Wednesday, October 27, 2004

Another Blow to Chicken-Little Science

I wrote recently about a report by Richard Muller that took a chunk out of the hockey-stick theory of global warming:
This [hockey-stick] plot purports to show that we are now experiencing the warmest climate in a millennium, and that the earth, after remaining cool for centuries during the medieval era, suddenly began to heat up about 100 years ago -- just at the time that the burning of coal and oil led to an increase in atmospheric levels of carbon dioxide....

Canadian scientists Stephen McIntyre and Ross McKitrick have uncovered a fundamental mathematical flaw in the computer program that was used to produce the hockey stick....

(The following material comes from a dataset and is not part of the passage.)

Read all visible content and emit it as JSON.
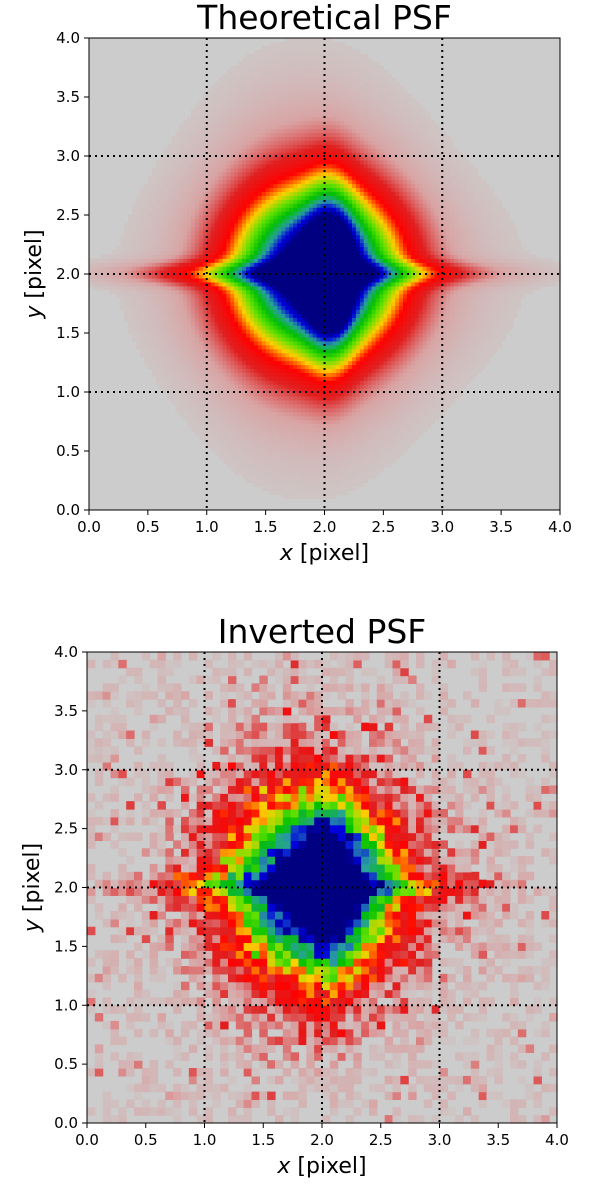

This improper normalization procedure [used in the computer program] tends to emphasize any data that do have the hockey stick shape, and to suppress all data that do not....
Muller was, in the end, rather restrained in his criticism of the authors of the hockey-stick theory, namely, University of Massachusetts geoscientist Michael Mann and colleagues. Not so restrained is a research paper published recently in the journal Science by Professor Hans von Storch and colleagues at the Institute of Coastal Research at Geesthacht, Germany. Scientists Willie Soon and David R. Legates, writing at Tech Central Station, report:
In short, the new paper...confirms what several other climate researchers have long stipulated. The hockey stick curve -- which is a mathematical construct, as opposed to actual temperature information recorded at individual locations -- is problematic because it yields air temperature changes on timescales of a few decades to a century that are simply too muted to fit the phenomena of the Medieval Warm Period (ca. 800-1300) and Little Ice Age (ca. 1300-1900), which are well recorded in historical documents and recognized in indirect climate data from growths of tree-rings and corals or isotopic content in ice cores and stalagmites collected around the world.

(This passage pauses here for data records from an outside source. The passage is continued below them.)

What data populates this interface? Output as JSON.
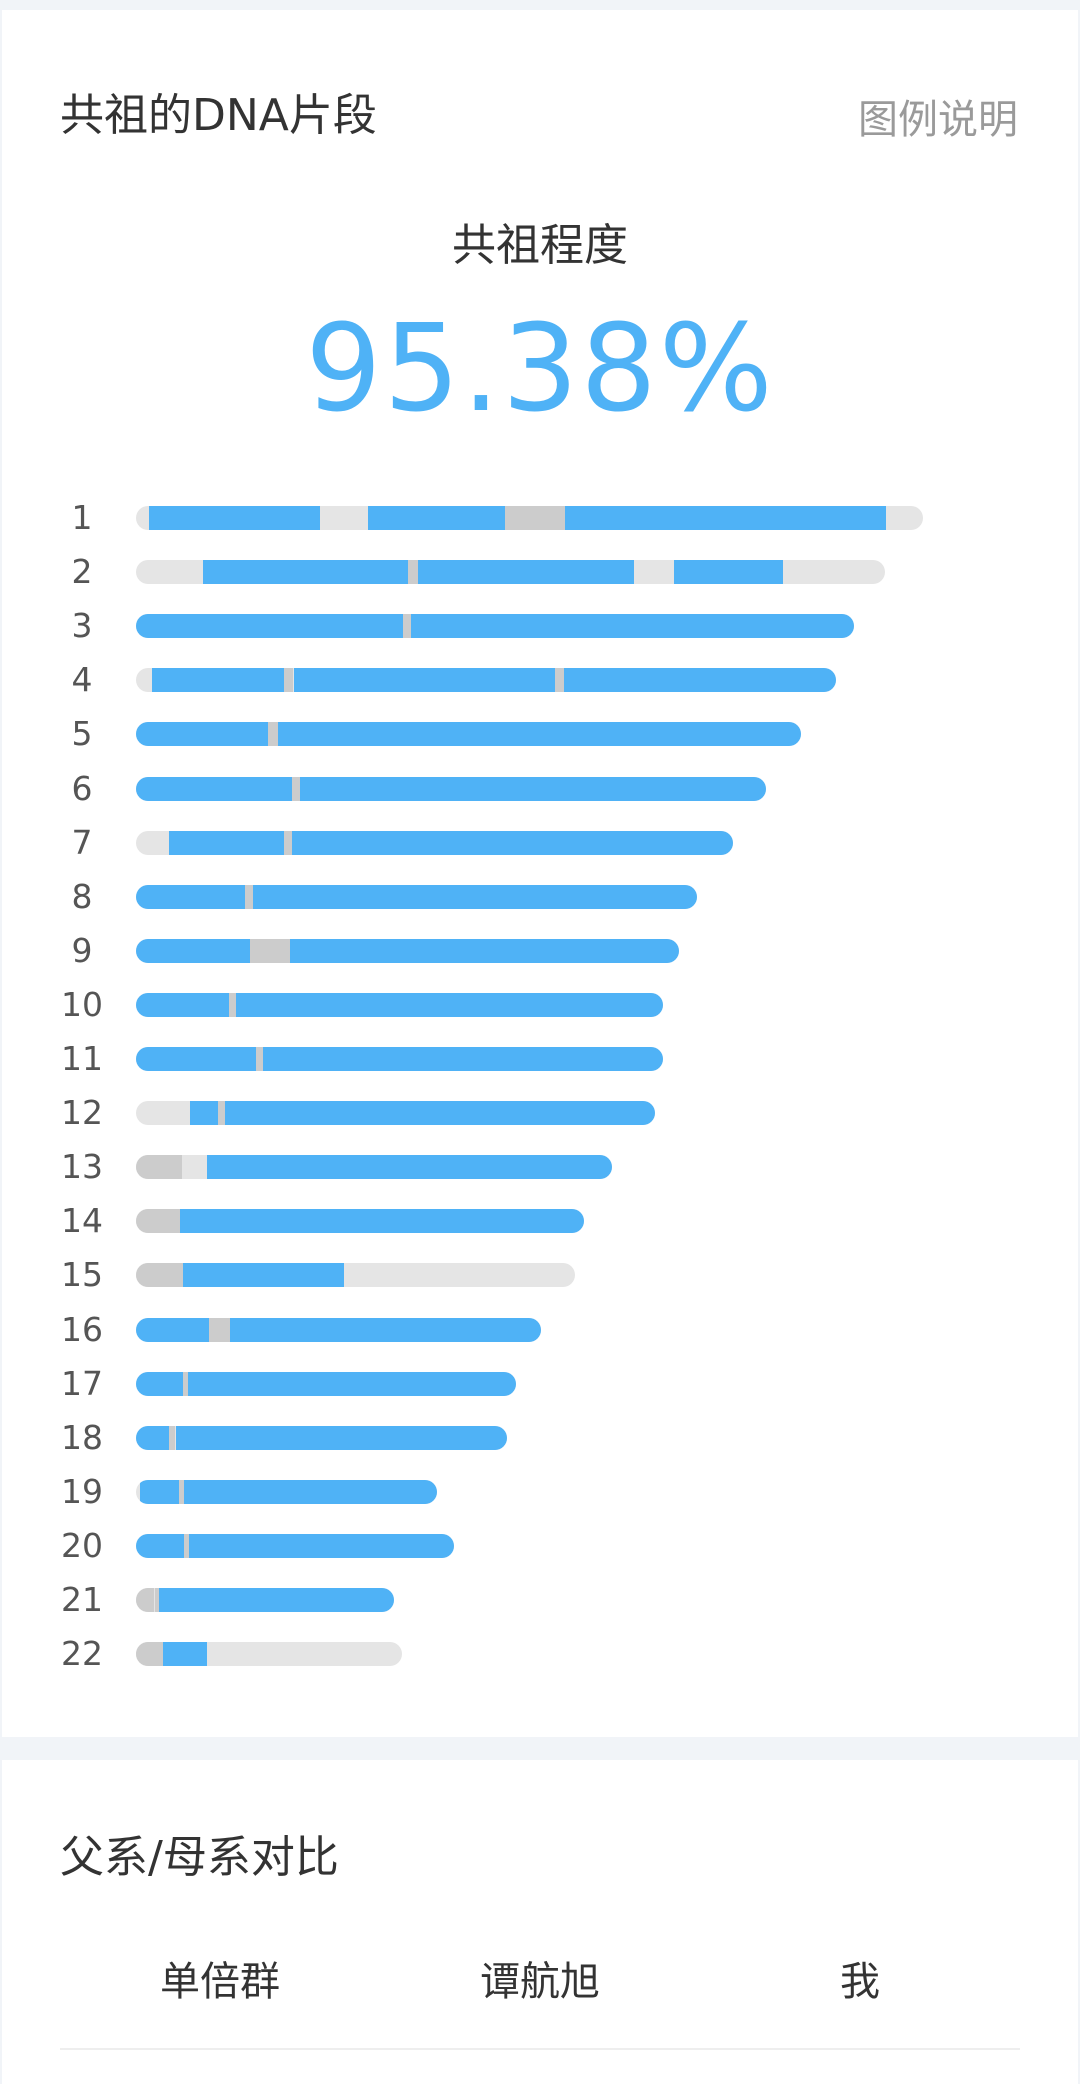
{
  "dna_section": {
    "title": "共祖的DNA片段",
    "legend_link": "图例说明",
    "share_label": "共祖程度",
    "share_value": "95.38%",
    "legend_colors": {
      "match": "#4fb2f6",
      "gap": "#cccccc",
      "none": "#e5e5e5"
    }
  },
  "chromosomes": [
    {
      "num": "1",
      "length": 0.886,
      "segments": [
        [
          "match",
          0.016,
          0.233
        ],
        [
          "match",
          0.295,
          0.469
        ],
        [
          "gap",
          0.469,
          0.545
        ],
        [
          "match",
          0.545,
          0.953
        ]
      ]
    },
    {
      "num": "2",
      "length": 0.843,
      "segments": [
        [
          "match",
          0.089,
          0.363
        ],
        [
          "gap",
          0.363,
          0.377
        ],
        [
          "match",
          0.377,
          0.666
        ],
        [
          "match",
          0.718,
          0.864
        ]
      ]
    },
    {
      "num": "3",
      "length": 0.808,
      "segments": [
        [
          "match",
          0.0,
          0.372
        ],
        [
          "gap",
          0.372,
          0.383
        ],
        [
          "match",
          0.383,
          1.0
        ]
      ]
    },
    {
      "num": "4",
      "length": 0.788,
      "segments": [
        [
          "match",
          0.023,
          0.212
        ],
        [
          "gap",
          0.212,
          0.225
        ],
        [
          "match",
          0.225,
          0.599
        ],
        [
          "gap",
          0.599,
          0.612
        ],
        [
          "match",
          0.612,
          1.0
        ]
      ]
    },
    {
      "num": "5",
      "length": 0.749,
      "segments": [
        [
          "match",
          0.0,
          0.198
        ],
        [
          "gap",
          0.198,
          0.214
        ],
        [
          "match",
          0.214,
          1.0
        ]
      ]
    },
    {
      "num": "6",
      "length": 0.709,
      "segments": [
        [
          "match",
          0.0,
          0.248
        ],
        [
          "gap",
          0.248,
          0.261
        ],
        [
          "match",
          0.261,
          1.0
        ]
      ]
    },
    {
      "num": "7",
      "length": 0.672,
      "segments": [
        [
          "match",
          0.056,
          0.248
        ],
        [
          "gap",
          0.248,
          0.261
        ],
        [
          "match",
          0.261,
          1.0
        ]
      ]
    },
    {
      "num": "8",
      "length": 0.632,
      "segments": [
        [
          "match",
          0.0,
          0.194
        ],
        [
          "gap",
          0.194,
          0.208
        ],
        [
          "match",
          0.208,
          1.0
        ]
      ]
    },
    {
      "num": "9",
      "length": 0.612,
      "segments": [
        [
          "match",
          0.0,
          0.21
        ],
        [
          "gap",
          0.21,
          0.283
        ],
        [
          "match",
          0.283,
          1.0
        ]
      ]
    },
    {
      "num": "10",
      "length": 0.594,
      "segments": [
        [
          "match",
          0.0,
          0.176
        ],
        [
          "gap",
          0.176,
          0.19
        ],
        [
          "match",
          0.19,
          1.0
        ]
      ]
    },
    {
      "num": "11",
      "length": 0.594,
      "segments": [
        [
          "match",
          0.0,
          0.228
        ],
        [
          "gap",
          0.228,
          0.241
        ],
        [
          "match",
          0.241,
          1.0
        ]
      ]
    },
    {
      "num": "12",
      "length": 0.584,
      "segments": [
        [
          "match",
          0.104,
          0.158
        ],
        [
          "gap",
          0.158,
          0.171
        ],
        [
          "match",
          0.171,
          1.0
        ]
      ]
    },
    {
      "num": "13",
      "length": 0.536,
      "segments": [
        [
          "gap",
          0.0,
          0.097
        ],
        [
          "match",
          0.149,
          1.0
        ]
      ]
    },
    {
      "num": "14",
      "length": 0.504,
      "segments": [
        [
          "gap",
          0.0,
          0.098
        ],
        [
          "match",
          0.098,
          1.0
        ]
      ]
    },
    {
      "num": "15",
      "length": 0.494,
      "segments": [
        [
          "gap",
          0.0,
          0.107
        ],
        [
          "match",
          0.107,
          0.473
        ]
      ]
    },
    {
      "num": "16",
      "length": 0.456,
      "segments": [
        [
          "match",
          0.0,
          0.18
        ],
        [
          "gap",
          0.18,
          0.233
        ],
        [
          "match",
          0.233,
          1.0
        ]
      ]
    },
    {
      "num": "17",
      "length": 0.428,
      "segments": [
        [
          "match",
          0.0,
          0.123
        ],
        [
          "gap",
          0.123,
          0.138
        ],
        [
          "match",
          0.138,
          1.0
        ]
      ]
    },
    {
      "num": "18",
      "length": 0.418,
      "segments": [
        [
          "match",
          0.0,
          0.09
        ],
        [
          "gap",
          0.09,
          0.107
        ],
        [
          "match",
          0.107,
          1.0
        ]
      ]
    },
    {
      "num": "19",
      "length": 0.339,
      "segments": [
        [
          "match",
          0.014,
          0.144
        ],
        [
          "gap",
          0.144,
          0.159
        ],
        [
          "match",
          0.159,
          1.0
        ]
      ]
    },
    {
      "num": "20",
      "length": 0.358,
      "segments": [
        [
          "match",
          0.0,
          0.152
        ],
        [
          "gap",
          0.152,
          0.168
        ],
        [
          "match",
          0.168,
          1.0
        ]
      ]
    },
    {
      "num": "21",
      "length": 0.291,
      "segments": [
        [
          "gap",
          0.0,
          0.07
        ],
        [
          "gap",
          0.074,
          0.09
        ],
        [
          "match",
          0.09,
          1.0
        ]
      ]
    },
    {
      "num": "22",
      "length": 0.3,
      "segments": [
        [
          "gap",
          0.0,
          0.101
        ],
        [
          "match",
          0.101,
          0.265
        ]
      ]
    }
  ],
  "compare_section": {
    "title": "父系/母系对比",
    "headers": [
      "单倍群",
      "谭航旭",
      "我"
    ]
  }
}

This is traditional science, with results from one group tested by others. What makes this case important, though, was explained by Von Storch in Der Spiegel:
"The Mann graph [i.e., the hockey stick of IPCC TAR] indicates that it was never warmer during the last ten thousand years than it is today. ... In recent years it [the hockey stick] has been elevated to the status of truth by the UN appointed science body, the Intergovernmental Panel on Climate Change (IPCC). This handicapped all that research which strives to make a realistic distinction between human influences and climate and natural variability."
According to Soon and Legates, Von Storch calls the hockey stick "junk" or "rubbish."